HMRC's recent Guaranteed Minimum Pension equalisation newsletter clarifies HMRC's views on some of the tricky tax issues that can arise when dealing with GMP equalisation.
Here are our thoughts on what the guidance means for schemes grappling with this issue.
What progress have most schemes made on GMP equalisation so far?
Our experience is that most schemes (unless buying out benefits or winding up) are still in the early stages of GMP equalisation. Many have it on their agenda for H1 of 2022 to make decisions in principle about which equalisation method to adopt. Broadly, the options are:
- adjusting benefits based on a year on year comparison with a member of the opposite sex; or
- a one off adjustment to benefits under GMP conversion legislation, following which the member no longer has a GMP.
Both options can give rise to tax issues, but as a general principle, conversion gives rise to more tax complexity and uncertainty.
Does HMRC's guidance address the tax issues on GMP conversion?
The guidance covers some of the tax issues on conversion, but largely to flag that the problems the industry thought existed do in fact exist. It doesn't provide a solution. So tax issues will still be a disadvantage to the conversion route for schemes looking to carry out a conversion exercise in one go. (Converting only at retirement avoids some issues.)
Top ups to transfer payments
GMP equalisation can also mean schemes have to make top up payments in respect of members who have transferred out.
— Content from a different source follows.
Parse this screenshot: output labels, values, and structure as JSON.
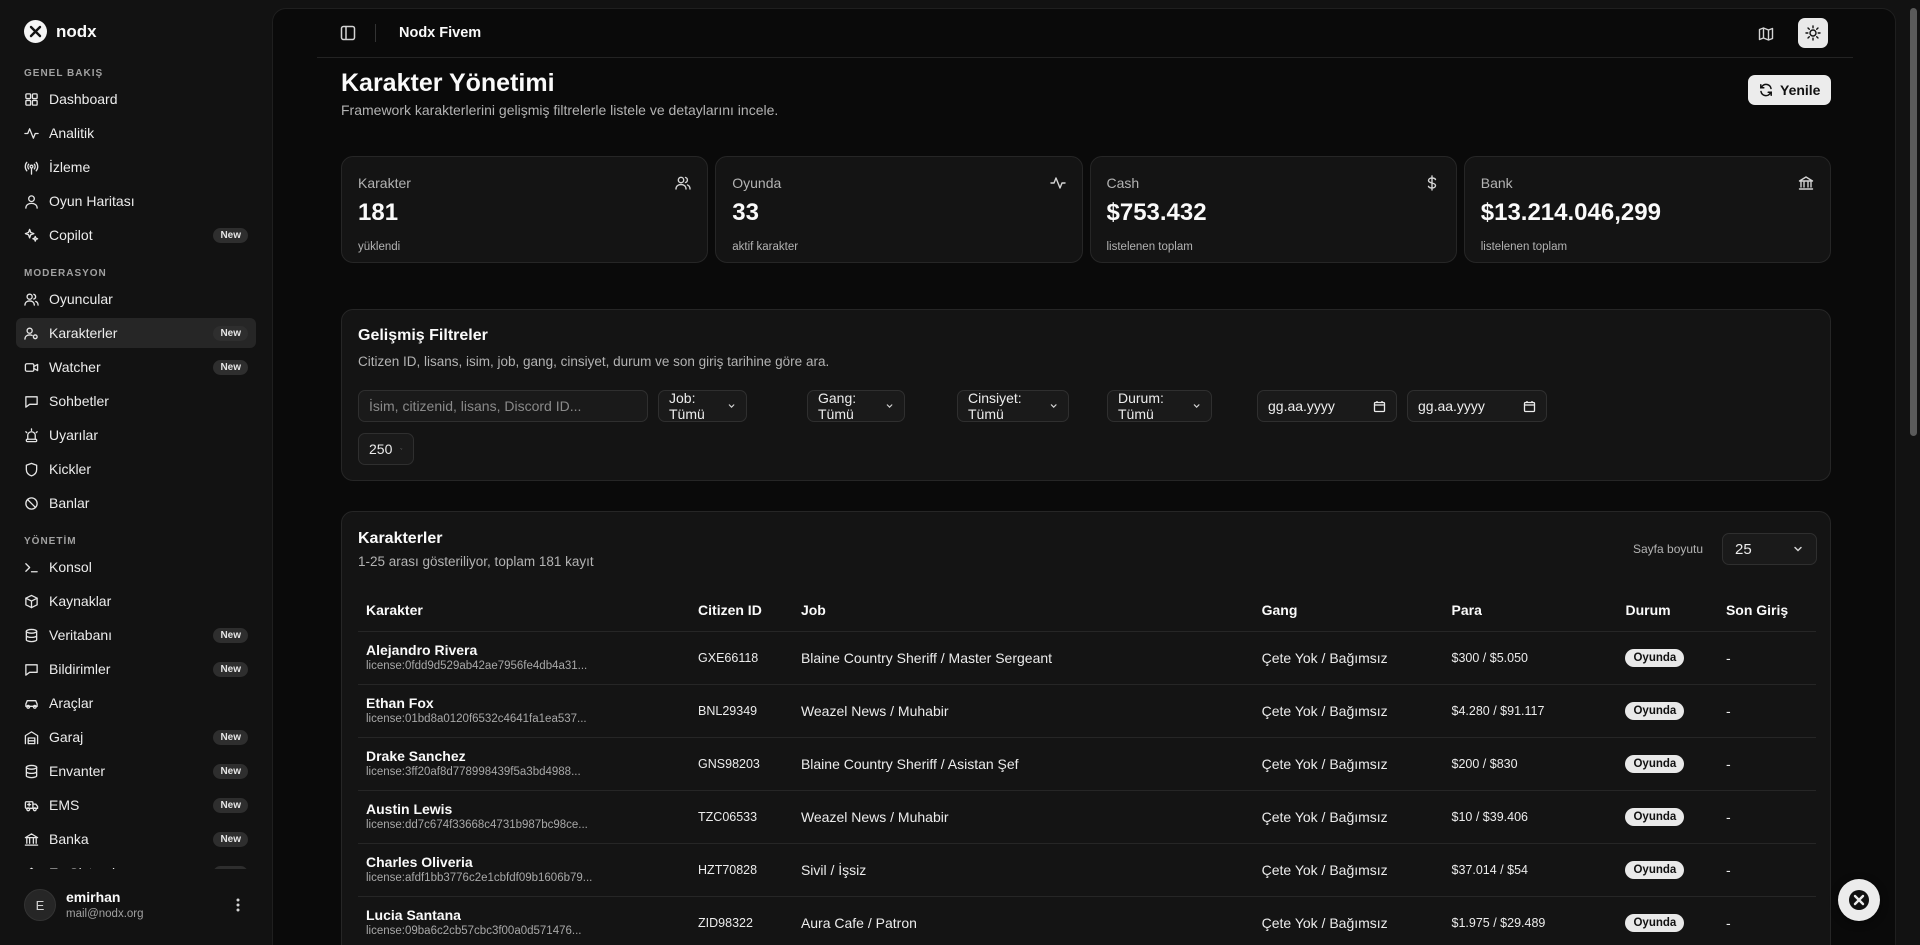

On this issue, HMRC's guidance does provide some helpful clarification on legal grey areas. In particular, HMRC clarifies that it will often be possible to pay a top up payment direct to a member rather than a scheme. For many schemes, transfer value top ups will be in the second phase of their equalisation work after first dealing with equalisation for current members. Schemes currently in the process of winding up or buying out are the ones most likely to find the top up payment guidance useful right now.